The researchers used sensors along the freeway and arterial roads over three months and concluded the first phase of the Expo Line from downtown to Culver City had little to any impact on congestion on the freeways or local streets.
Reducing traffic congestion and providing traffic relief are favorite benefits touted by officials to win support for expensive transit projects like the Expo Line.
At a press preview for the second phase of the Expo Line to Santa Monica in June, Los Angeles Mayor Eric Garcetti said: ‘The Expo Line will carry over 64,000 riders each day, which provides traffic relief.”
The mayor's office did not immediately return a request for comment.
The study authors said the marketing of transit projects overlooks other valid reasons for supporting public transportation efforts.
The study found a "significant overall rise in transit ridership" on the downtown-Culver City corridor along the Expo Line. The authors point out this improves productivity and travel opportunities for many low-income people or those who can't drive due to physical limitations.
Metro Transportation Authority spokesman Rick Jager also stressed that those who use public transit like the Expo Line do get relief from packed roadways.

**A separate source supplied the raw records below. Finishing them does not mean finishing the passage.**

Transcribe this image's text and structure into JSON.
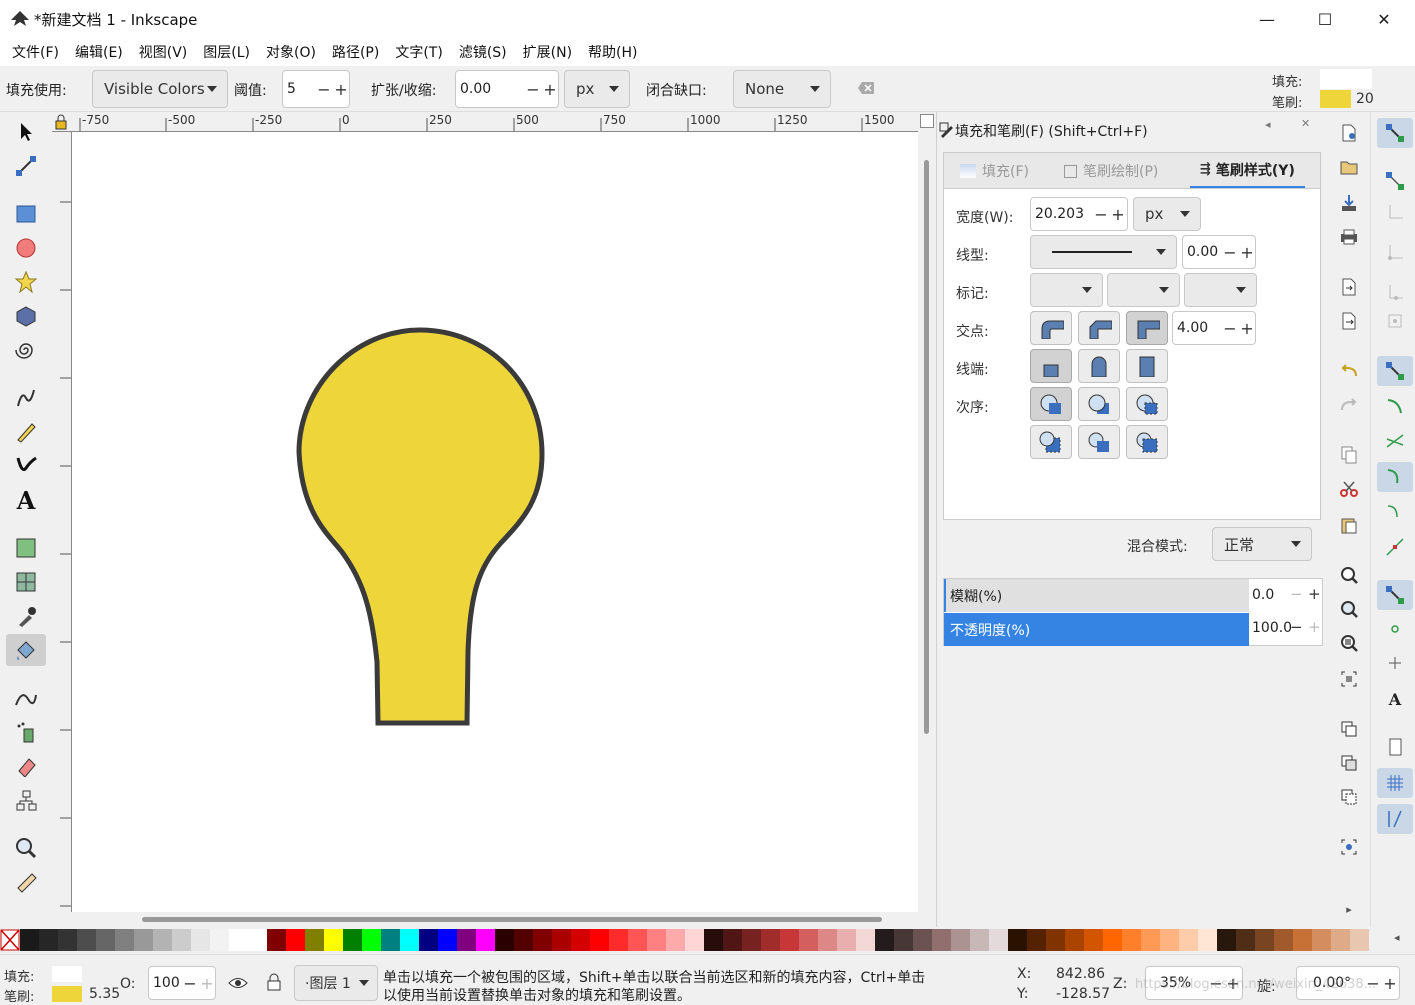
{
  "window": {
    "title": "*新建文档 1 - Inkscape",
    "minimize": "—",
    "maximize": "☐",
    "close": "✕"
  },
  "menu": [
    "文件(F)",
    "编辑(E)",
    "视图(V)",
    "图层(L)",
    "对象(O)",
    "路径(P)",
    "文字(T)",
    "滤镜(S)",
    "扩展(N)",
    "帮助(H)"
  ],
  "toolctl": {
    "fill_by_label": "填充使用:",
    "fill_by_value": "Visible Colors",
    "threshold_label": "阈值:",
    "threshold_value": "5",
    "grow_label": "扩张/收缩:",
    "grow_value": "0.00",
    "unit": "px",
    "close_gaps_label": "闭合缺口:",
    "close_gaps_value": "None",
    "style_fill_label": "填充:",
    "style_stroke_label": "笔刷:",
    "style_stroke_width": "20",
    "fill_color": "#ffffff",
    "stroke_color": "#eed53a"
  },
  "ruler": {
    "ticks": [
      "-750",
      "-500",
      "-250",
      "0",
      "250",
      "500",
      "750",
      "1000",
      "1250",
      "1500"
    ]
  },
  "canvas": {
    "shape_fill": "#eed53a",
    "shape_stroke": "#3a3a3a"
  },
  "dialog": {
    "title": "填充和笔刷(F) (Shift+Ctrl+F)",
    "tabs": [
      "填充(F)",
      "笔刷绘制(P)",
      "笔刷样式(Y)"
    ],
    "width_label": "宽度(W):",
    "width_value": "20.203",
    "width_unit": "px",
    "dash_label": "线型:",
    "dash_offset": "0.00",
    "markers_label": "标记:",
    "join_label": "交点:",
    "miter_value": "4.00",
    "cap_label": "线端:",
    "order_label": "次序:",
    "blend_label": "混合模式:",
    "blend_value": "正常",
    "blur_label": "模糊(%)",
    "blur_value": "0.0",
    "opacity_label": "不透明度(%)",
    "opacity_value": "100.0"
  },
  "status": {
    "fill_label": "填充:",
    "stroke_label": "笔刷:",
    "stroke_width": "5.35",
    "opacity_label": "O:",
    "opacity_value": "100",
    "layer": "·图层 1",
    "message_line1": "单击以填充一个被包围的区域，Shift+单击以联合当前选区和新的填充内容，Ctrl+单击",
    "message_line2": "以使用当前设置替换单击对象的填充和笔刷设置。",
    "x_label": "X:",
    "x_value": "842.86",
    "y_label": "Y:",
    "y_value": "-128.57",
    "zoom_label": "Z:",
    "zoom_value": "35%",
    "rotate_label": "旋:",
    "rotate_value": "0.00°",
    "watermark": "https://blog.csdn.net/weixin_42638..."
  },
  "palette": [
    "#1a1a1a",
    "#262626",
    "#333333",
    "#4d4d4d",
    "#666666",
    "#808080",
    "#999999",
    "#b3b3b3",
    "#cccccc",
    "#e6e6e6",
    "#f2f2f2",
    "#ffffff",
    "#ffffff",
    "#800000",
    "#ff0000",
    "#808000",
    "#ffff00",
    "#008000",
    "#00ff00",
    "#008080",
    "#00ffff",
    "#000080",
    "#0000ff",
    "#800080",
    "#ff00ff",
    "#2b0000",
    "#550000",
    "#800000",
    "#aa0000",
    "#d40000",
    "#ff0000",
    "#ff2a2a",
    "#ff5555",
    "#ff8080",
    "#ffaaaa",
    "#ffd5d5",
    "#280b0b",
    "#501616",
    "#782121",
    "#a02c2c",
    "#c83737",
    "#d35f5f",
    "#de8787",
    "#e9afaf",
    "#f4d7d7",
    "#241c1c",
    "#483737",
    "#6c5353",
    "#916f6f",
    "#ac9393",
    "#c8b7b7",
    "#e3dbdb",
    "#2b1100",
    "#552200",
    "#803300",
    "#aa4400",
    "#d45500",
    "#ff6600",
    "#ff7f2a",
    "#ff9955",
    "#ffb380",
    "#ffccaa",
    "#ffe6d5",
    "#28170b",
    "#502d16",
    "#784421",
    "#a05a2c",
    "#c87137",
    "#d38d5f",
    "#deaa87",
    "#e9c6af"
  ]
}
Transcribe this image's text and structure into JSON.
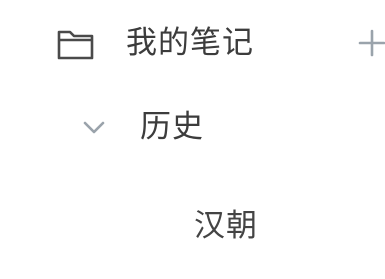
{
  "sidebar": {
    "notebook": {
      "label": "我的笔记",
      "icon": "folder-icon",
      "action_icon": "plus-icon"
    },
    "folder": {
      "label": "历史",
      "icon": "chevron-down-icon",
      "expanded": true
    },
    "notes": [
      {
        "label": "汉朝"
      }
    ]
  },
  "colors": {
    "text": "#3c3c3c",
    "icon": "#4a4a4a",
    "chevron": "#9aa3ab",
    "plus": "#9aa3ab",
    "background": "#ffffff"
  }
}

“All of our projects are viable transportation alternatives and are providing thousands of commuters relief from mobility congestion in the region and improving the quality of life,” he said.
Transportation planners have long observed a phenomenon of transit construction: that when you build more transit lines or bigger freeways, there's initial improvement in road congestion, but that actually encourages more drivers to take road trips they might have avoided or taken by other means.
The USC study is the first to emerge from a "big data" archive run by the university and designed to help transportation officials make science-based decisions on taxpayer-funded projects.
The study's authors include Genevieve Giuliano, chair of Effective Local Government at the USC Sol Price School of Public Policy; Sandip Chakrabarti, a post-doctoral researcher at METRANS Transportation Center, a partnership between USC and California State University, Long Beach; and Mohja Rhoads of South Bay Cities Council of Governments. The study was funded in part by L.A. County Metro.
“Looking into the future, this study shows us how to be more realistic in what we should expect from transit,” said Chakrabarti.